POSTSCRIPTUM II: Herman Vuijsje (NRC Weekend 23/3/2013 p.3) is van oordeel dat er van discriminatie-op-grond-van-seksuele-geaardheid geen sprake is als pleegouders door Jeugdzorg op gezinssamenstelling zouden worden geselecteerd. In concreto: bij gelijke geschiktheid geven wij de voorkeur aan ouders van verschillend geslacht teneinde de feminisering in opvoeding en onderwijs tegen te gaan.
POSTSCRIPTUM III: Thomas von der Dunk (VK 6/4/2013) probeert zich in te leven in het denkkader van een verzuilde samenleving, maar vindt dat denkkader niet passen in onze moderne maatschappij.
De Republiek Allochtonië (20/3/2013) geeft een update.
Staatssecretaris Van Rijn bericht in antwoord op kamervragen (22/3/2013), dat de Turkse autoriteiten Nederland hebben verzocht hen te informeren als een kind met de Turkse nationaliteit onder verantwoordelijkheid van Bureau Jeugdzorg komt te vallen en over gerechtelijke beslissingen over plaatsing van kinderen met de Turkse nationaliteit in pleeggezinnen, en dat op dit moment door zijn ministerie wordt bezien hoe hiermee moet worden omgegaan. Inmiddels heeft de staatssecretaris op het wekelijkse vragenuurtje in de Tweede Kamer (26/3/2013) uitsluitsel gegeven: Nederland heeft in dezen geen verdragsrechtelijke verplichtingen en zal dan ook geen informatie met Turkije delen.
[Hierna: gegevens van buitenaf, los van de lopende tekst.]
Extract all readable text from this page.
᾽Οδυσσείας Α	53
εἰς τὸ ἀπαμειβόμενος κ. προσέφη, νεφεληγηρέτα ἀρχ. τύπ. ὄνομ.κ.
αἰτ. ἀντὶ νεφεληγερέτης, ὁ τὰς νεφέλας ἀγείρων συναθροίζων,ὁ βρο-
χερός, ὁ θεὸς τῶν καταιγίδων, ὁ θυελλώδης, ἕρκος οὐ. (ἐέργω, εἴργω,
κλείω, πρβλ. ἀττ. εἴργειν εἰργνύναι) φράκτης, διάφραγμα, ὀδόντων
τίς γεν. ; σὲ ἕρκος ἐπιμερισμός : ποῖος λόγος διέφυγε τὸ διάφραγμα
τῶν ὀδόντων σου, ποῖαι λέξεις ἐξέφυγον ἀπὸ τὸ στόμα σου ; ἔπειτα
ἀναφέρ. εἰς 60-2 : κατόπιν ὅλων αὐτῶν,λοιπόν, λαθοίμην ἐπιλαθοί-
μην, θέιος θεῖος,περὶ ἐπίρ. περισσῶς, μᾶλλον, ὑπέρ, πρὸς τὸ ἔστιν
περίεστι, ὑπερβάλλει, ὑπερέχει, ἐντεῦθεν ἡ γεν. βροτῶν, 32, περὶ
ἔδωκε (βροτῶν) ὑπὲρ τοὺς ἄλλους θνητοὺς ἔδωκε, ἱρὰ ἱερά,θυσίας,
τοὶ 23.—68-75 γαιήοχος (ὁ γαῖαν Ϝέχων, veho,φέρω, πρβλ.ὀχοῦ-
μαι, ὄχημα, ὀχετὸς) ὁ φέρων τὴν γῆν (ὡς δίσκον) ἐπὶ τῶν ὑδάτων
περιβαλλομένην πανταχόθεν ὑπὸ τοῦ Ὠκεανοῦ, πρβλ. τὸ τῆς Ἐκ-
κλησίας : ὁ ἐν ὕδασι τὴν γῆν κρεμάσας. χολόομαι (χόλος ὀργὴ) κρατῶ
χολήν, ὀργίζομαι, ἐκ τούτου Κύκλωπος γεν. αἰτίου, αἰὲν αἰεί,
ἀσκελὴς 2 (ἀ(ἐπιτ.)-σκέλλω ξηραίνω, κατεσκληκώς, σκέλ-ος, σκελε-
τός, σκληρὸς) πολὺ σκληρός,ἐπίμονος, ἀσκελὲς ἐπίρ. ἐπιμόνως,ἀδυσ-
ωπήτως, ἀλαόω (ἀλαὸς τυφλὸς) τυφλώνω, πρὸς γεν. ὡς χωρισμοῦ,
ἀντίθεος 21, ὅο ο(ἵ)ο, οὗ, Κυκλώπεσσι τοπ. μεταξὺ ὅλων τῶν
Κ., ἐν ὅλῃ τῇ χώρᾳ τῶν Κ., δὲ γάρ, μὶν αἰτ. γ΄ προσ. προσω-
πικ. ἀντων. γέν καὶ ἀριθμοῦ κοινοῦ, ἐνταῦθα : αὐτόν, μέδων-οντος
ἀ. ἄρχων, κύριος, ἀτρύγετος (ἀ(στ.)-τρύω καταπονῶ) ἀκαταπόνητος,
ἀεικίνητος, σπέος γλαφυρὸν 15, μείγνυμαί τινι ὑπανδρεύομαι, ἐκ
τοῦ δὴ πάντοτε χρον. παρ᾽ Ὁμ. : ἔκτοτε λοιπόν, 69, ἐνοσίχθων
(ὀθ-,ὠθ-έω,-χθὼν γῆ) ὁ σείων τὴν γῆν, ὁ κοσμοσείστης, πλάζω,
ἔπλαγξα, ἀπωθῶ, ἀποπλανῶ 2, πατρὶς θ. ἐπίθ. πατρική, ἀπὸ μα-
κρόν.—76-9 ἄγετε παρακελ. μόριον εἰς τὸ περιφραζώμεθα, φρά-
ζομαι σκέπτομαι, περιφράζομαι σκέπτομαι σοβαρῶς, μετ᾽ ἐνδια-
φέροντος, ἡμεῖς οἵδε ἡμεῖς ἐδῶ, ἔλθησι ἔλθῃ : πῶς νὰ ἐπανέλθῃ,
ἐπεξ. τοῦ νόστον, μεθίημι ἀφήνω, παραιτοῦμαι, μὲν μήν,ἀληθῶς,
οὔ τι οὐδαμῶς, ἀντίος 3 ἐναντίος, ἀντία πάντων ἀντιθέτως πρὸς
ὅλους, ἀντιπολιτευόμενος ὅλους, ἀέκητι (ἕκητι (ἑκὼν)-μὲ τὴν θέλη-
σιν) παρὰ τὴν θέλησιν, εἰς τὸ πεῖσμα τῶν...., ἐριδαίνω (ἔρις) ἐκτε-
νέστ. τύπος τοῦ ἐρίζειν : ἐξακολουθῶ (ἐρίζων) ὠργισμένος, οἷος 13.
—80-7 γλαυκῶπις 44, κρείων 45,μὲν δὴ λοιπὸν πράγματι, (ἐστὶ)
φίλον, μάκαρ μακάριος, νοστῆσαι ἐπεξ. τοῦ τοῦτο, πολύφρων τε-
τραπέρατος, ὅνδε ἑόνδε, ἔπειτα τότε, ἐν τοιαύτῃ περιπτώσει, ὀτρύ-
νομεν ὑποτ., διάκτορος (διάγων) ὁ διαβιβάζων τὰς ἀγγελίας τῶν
Twee Turks-Nederlandse leden van de PvdA-fractie in de Tweede Kamer zijn deze week geroyeerd omdat ze niet bereid zijn hun vertrouwen uit te spreken in (het integratie- en assimilatiebeleid van) PvdA-minister Asscher en de fractielijn van integratiewoordvoerder Marcouch te volgen. Martijn van Dam (vice-voorzitter van de fractie) licht toe: ze hebben het vorig jaar zelfs in hun afvallige hoofd gehaald na de affaire-Yunus een campagne te starten om meer Turks-Nederlandse pleegouders te werven (TV-programma Nieuwsuur d.d. 14/11/2014).
Ik wens de PvdA van ganser harte toe dat alle allochtone kiezers haar voortaan resoluut de rug toekeren.